Researchers from the University of Calgary studying a meteor that lit up the night sky in November are using footage captured on a CTV Edmonton security camera to try and calculate the path of the fireball.

Alan Hildebrand and his research partner found fragments of the meteorite in Lloydminster almost a months after it fell to the ground.

Hildebrand is now hoping CTV video footage will help him calculate the meteor's trajectory.

"You get a sequence of images and so we'll be able to get the speed that the fireball was moving at and that in turn lets us calculate what orbit it fell from," he said.

A grassroots search for the meteor began after it blazed across the Prairie Sky Nov. 20, 2008.

The group, organized by the University of Calgary, has recovered more than 100 meteorites from the site near Lloydminster, on the border of Alberta and Saskatchewan, and says many more are still out there.
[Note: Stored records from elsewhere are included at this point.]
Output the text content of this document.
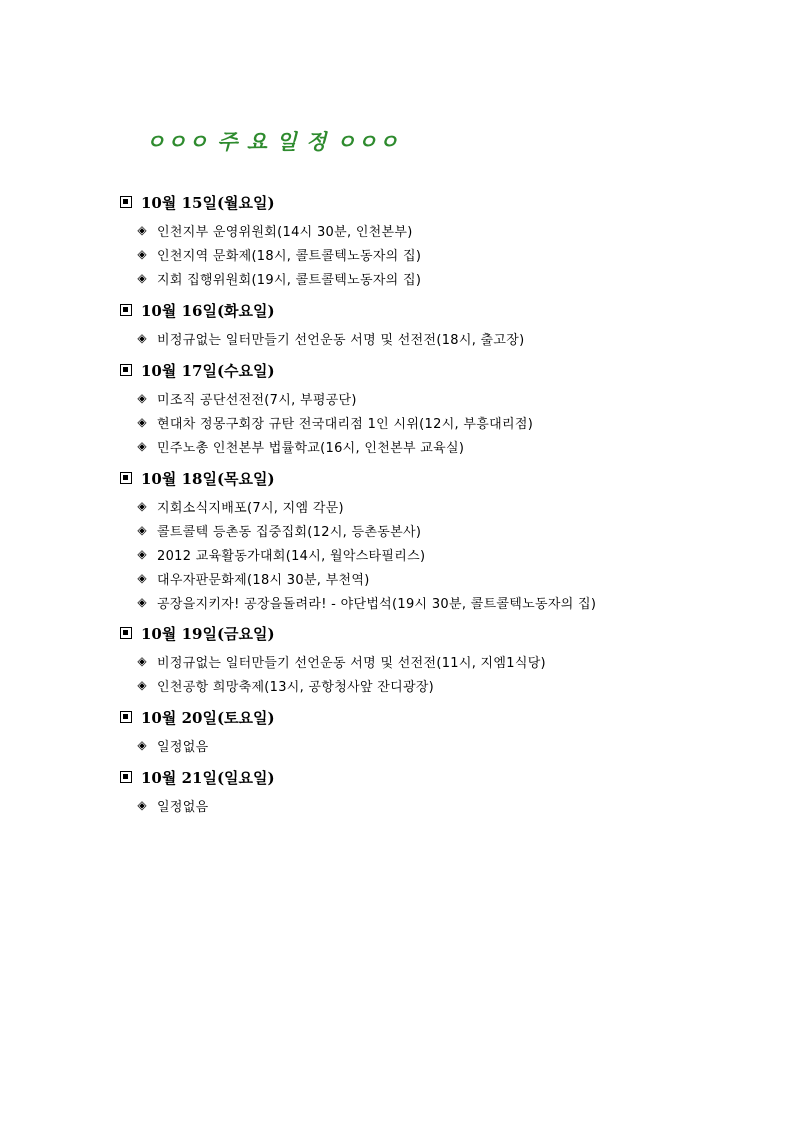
ㅇㅇㅇ 주 요 일 정 ㅇㅇㅇ
10월 15일(월요일)
◈ 인천지부 운영위원회(14시 30분, 인천본부)
◈ 인천지역 문화제(18시, 콜트콜텍노동자의 집)
◈ 지회 집행위원회(19시, 콜트콜텍노동자의 집)
10월 16일(화요일)
◈ 비정규없는 일터만들기 선언운동 서명 및 선전전(18시, 출고장)
10월 17일(수요일)
◈ 미조직 공단선전전(7시, 부평공단)
◈ 현대차 정몽구회장 규탄 전국대리점 1인 시위(12시, 부흥대리점)
◈ 민주노총 인천본부 법률학교(16시, 인천본부 교육실)
10월 18일(목요일)
◈ 지회소식지배포(7시, 지엠 각문)
◈ 콜트콜텍 등촌동 집중집회(12시, 등촌동본사)
◈ 2012 교육활동가대회(14시, 월악스타필리스)
◈ 대우자판문화제(18시 30분, 부천역)
◈ 공장을지키자! 공장을돌려라! - 야단법석(19시 30분, 콜트콜텍노동자의 집)
10월 19일(금요일)
◈ 비정규없는 일터만들기 선언운동 서명 및 선전전(11시, 지엠1식당)
◈ 인천공항 희망축제(13시, 공항청사앞 잔디광장)
10월 20일(토요일)
◈ 일정없음
10월 21일(일요일)
◈ 일정없음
Volunteer searcher Ellen Milley, who is pursuing her master's at the University of Calgary's geoscience department, found the first meteorite fragments on Nov. 27.

U of C planetary scientist Alan Hildebrand said in a written statement there are roughly 2,000 meteorites of 10 grams or more, per square kilometre, in the northern part of the field where the fragments were found.

Altogether, he calculated, there are likely more than 10,000 meteorites on the ground in the area.